I told this other-side-of-the-coin story more than once back on IMDB boards: in the '80s, I was working for a VP of Post Production who once told me that learning the nuts and bolts of film and TV production when he'd entered the industry 30 years earlier had diminished his enjoyment of the product by destroying the magic inherent in the illusions created. While I understood it, I couldn't relate to it. Although his personal enjoyment may have abated, it yielded benefits: he was the guy at Universal editorial who'd taken teenaged Steven Spielberg under his wing and seen enough in his amateur and student work to bring it to the attention of Syd Sheinberg, so we have him (whose name was Chuck Silvers) to thank for that.

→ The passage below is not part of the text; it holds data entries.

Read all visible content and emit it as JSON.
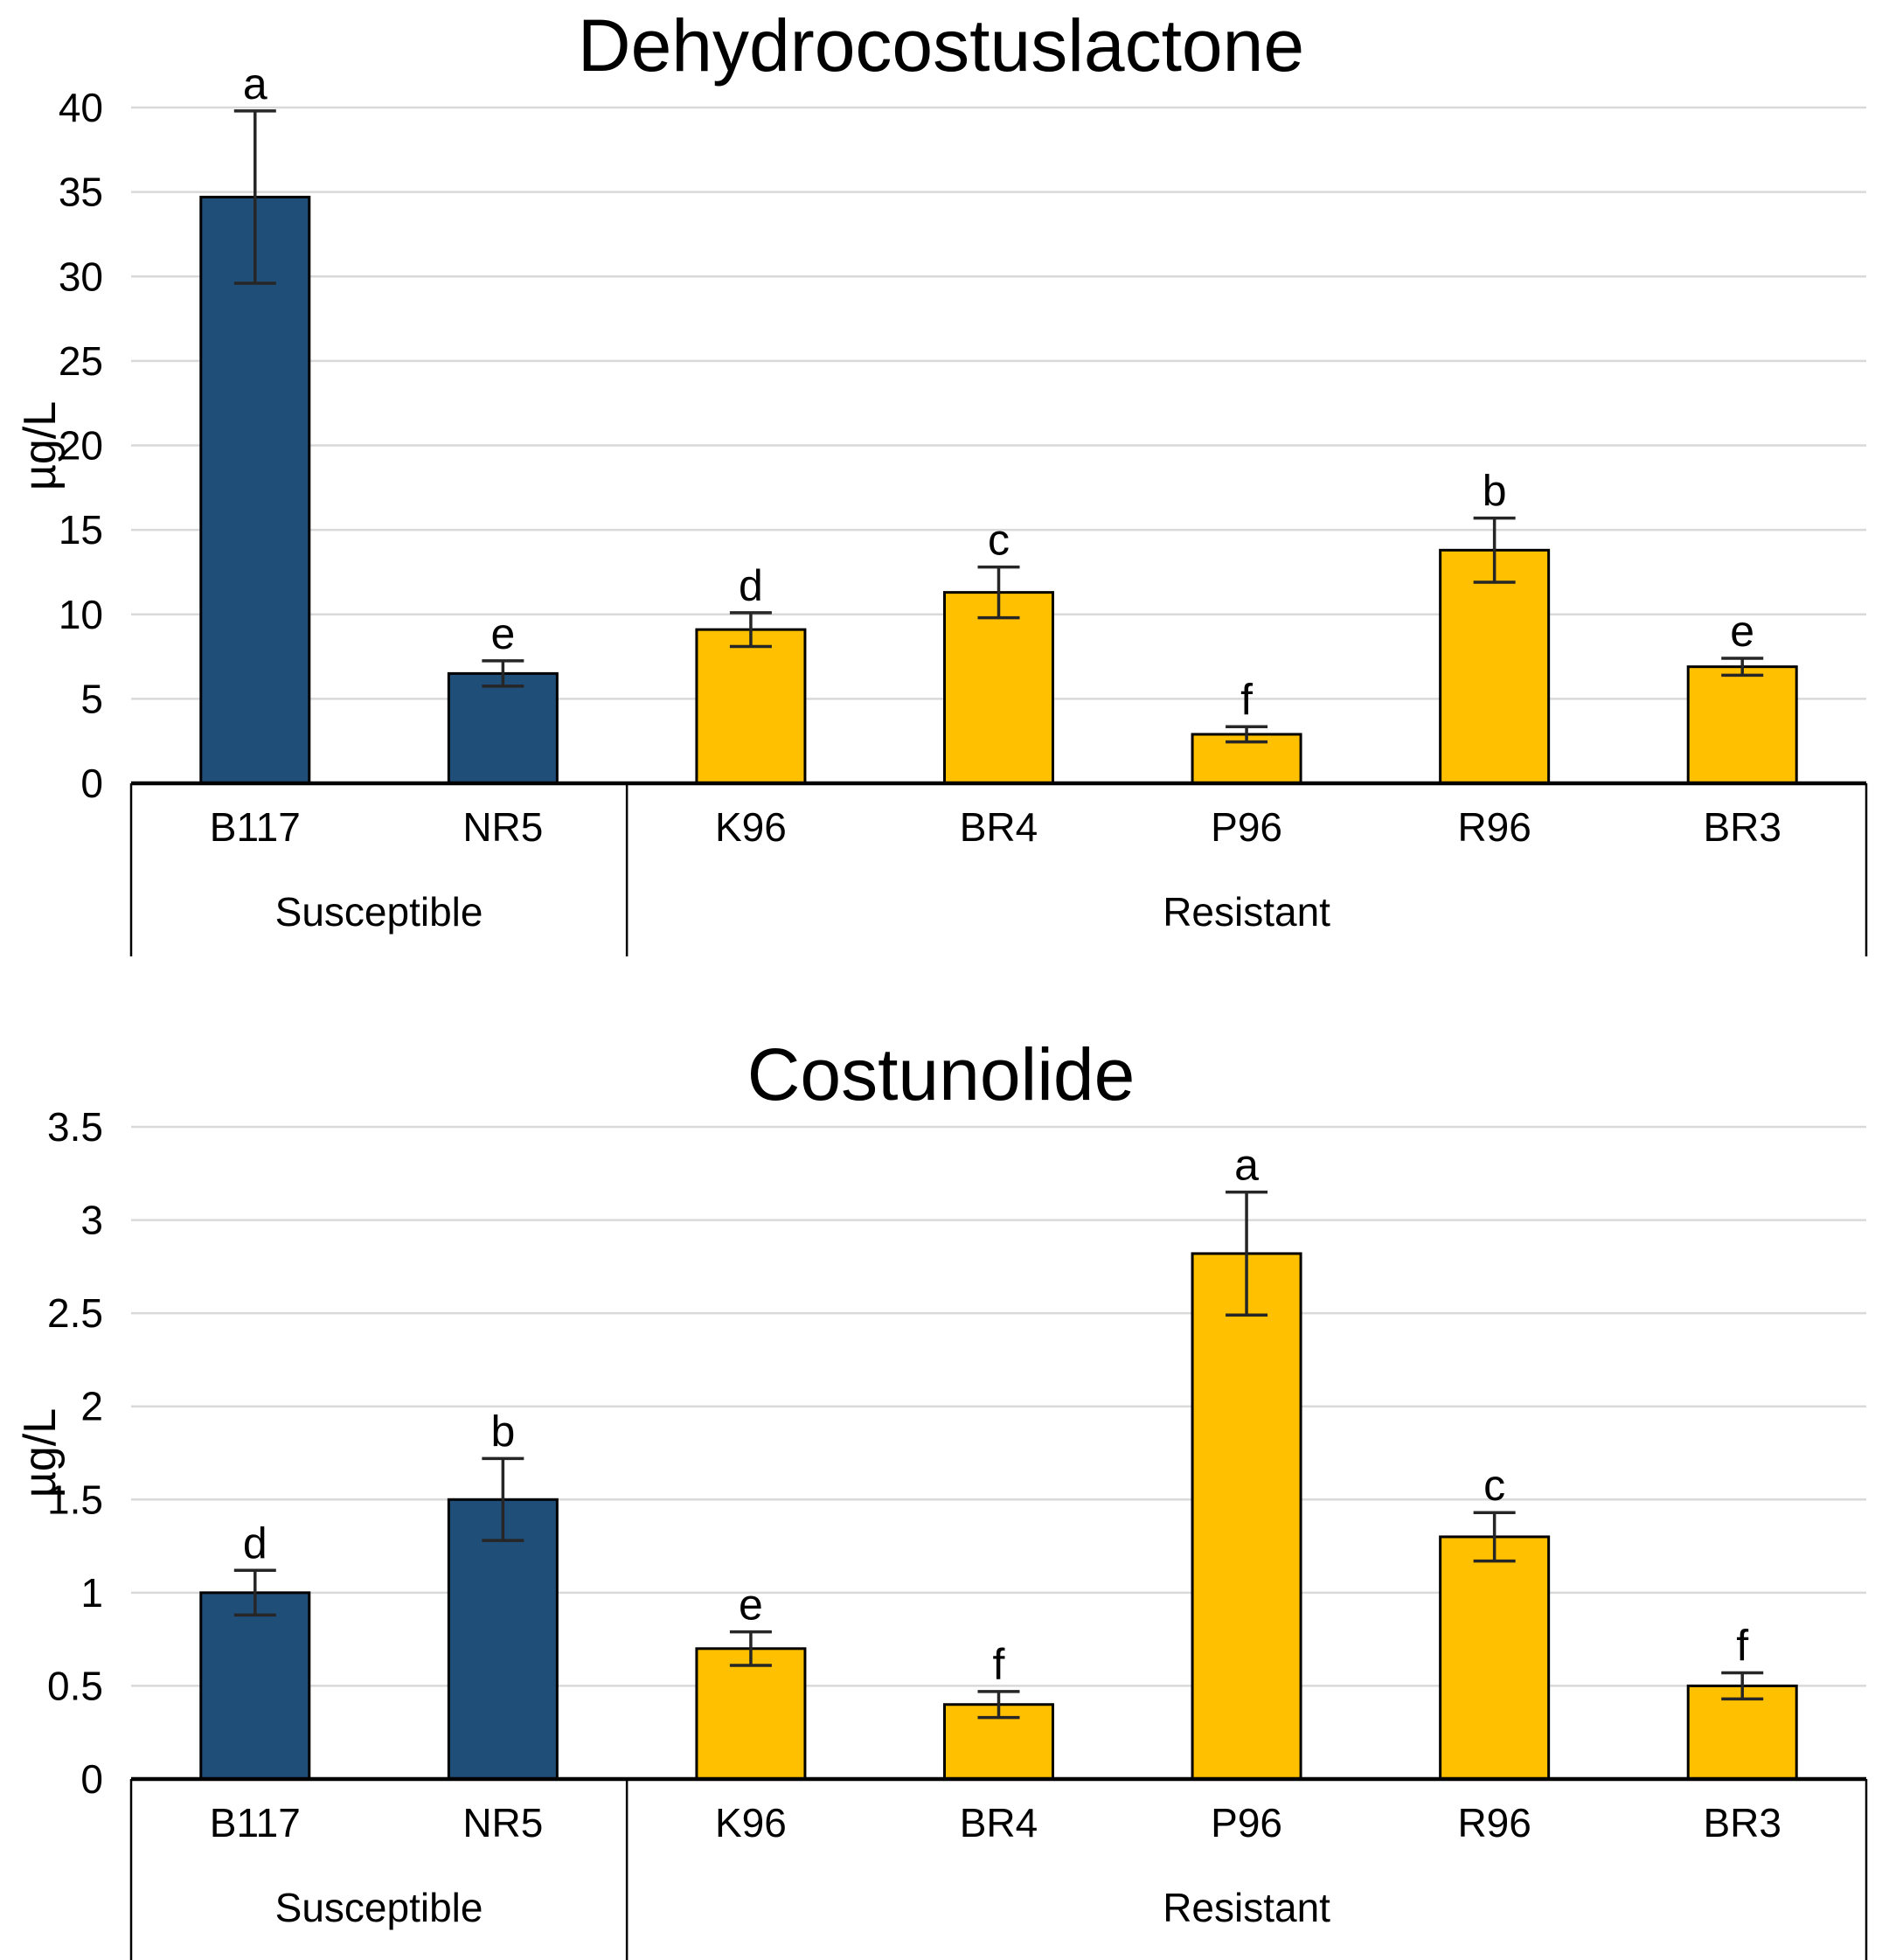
{
  "page": {
    "background": "#FFFFFF",
    "description": "Two stacked bar charts comparing sesquiterpene lactone concentrations in susceptible and resistant lettuce lines"
  },
  "colors": {
    "susceptible_bar": "#1F4E79",
    "resistant_bar": "#FFC000",
    "bar_border": "#000000",
    "gridline": "#D9D9D9",
    "axis_line": "#000000",
    "error_bar": "#262626",
    "text": "#000000"
  },
  "chart_data": [
    {
      "type": "bar",
      "title": "Dehydrocostuslactone",
      "xlabel": "",
      "ylabel": "µg/L",
      "ylim": [
        0,
        40
      ],
      "ytick_step": 5,
      "ytick_labels": [
        "0",
        "5",
        "10",
        "15",
        "20",
        "25",
        "30",
        "35",
        "40"
      ],
      "grid": true,
      "legend": "none",
      "categories": [
        "B117",
        "NR5",
        "K96",
        "BR4",
        "P96",
        "R96",
        "BR3"
      ],
      "values": [
        34.7,
        6.5,
        9.1,
        11.3,
        2.9,
        13.8,
        6.9
      ],
      "error_bars": [
        5.1,
        0.75,
        1.0,
        1.5,
        0.45,
        1.9,
        0.5
      ],
      "sig_letters": [
        "a",
        "e",
        "d",
        "c",
        "f",
        "b",
        "e"
      ],
      "groups": [
        {
          "label": "Susceptible",
          "categories": [
            "B117",
            "NR5"
          ],
          "bar_color": "#1F4E79"
        },
        {
          "label": "Resistant",
          "categories": [
            "K96",
            "BR4",
            "P96",
            "R96",
            "BR3"
          ],
          "bar_color": "#FFC000"
        }
      ]
    },
    {
      "type": "bar",
      "title": "Costunolide",
      "xlabel": "",
      "ylabel": "µg/L",
      "ylim": [
        0,
        3.5
      ],
      "ytick_step": 0.5,
      "ytick_labels": [
        "0",
        "0.5",
        "1",
        "1.5",
        "2",
        "2.5",
        "3",
        "3.5"
      ],
      "grid": true,
      "legend": "none",
      "categories": [
        "B117",
        "NR5",
        "K96",
        "BR4",
        "P96",
        "R96",
        "BR3"
      ],
      "values": [
        1.0,
        1.5,
        0.7,
        0.4,
        2.82,
        1.3,
        0.5
      ],
      "error_bars": [
        0.12,
        0.22,
        0.09,
        0.07,
        0.33,
        0.13,
        0.07
      ],
      "sig_letters": [
        "d",
        "b",
        "e",
        "f",
        "a",
        "c",
        "f"
      ],
      "groups": [
        {
          "label": "Susceptible",
          "categories": [
            "B117",
            "NR5"
          ],
          "bar_color": "#1F4E79"
        },
        {
          "label": "Resistant",
          "categories": [
            "K96",
            "BR4",
            "P96",
            "R96",
            "BR3"
          ],
          "bar_color": "#FFC000"
        }
      ]
    }
  ]
}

Really appreciate your comments, doghouse, and now I understand a little better why you sound like a director. And I agree with you that there's so often a creative spirit inside the viewer who wants to understand the mystery of the process. And many do, over time. Clearly you are one. One of the things related to this that I harp on a lot, because of all the explicit (and so often gratuitous) sex, violence, and profanity we see on the screen these days, is that less is more, and that we need to allow the viewer to become a co-creator in the viewing process, filling in the blanks with their imaginations. And in that way, however subliminally, they begin to internalize a bit of the process, too.
Also for Spielberg, I didn't know the names, but I did know of his early history at Universal. And I know that he's paid it forward in so many ways since those days, helping young directors achieve their goals. But how wonderful that Chuck Silvers was willing and able to help Steven in the first place. I'm sure he was paying it forward, too.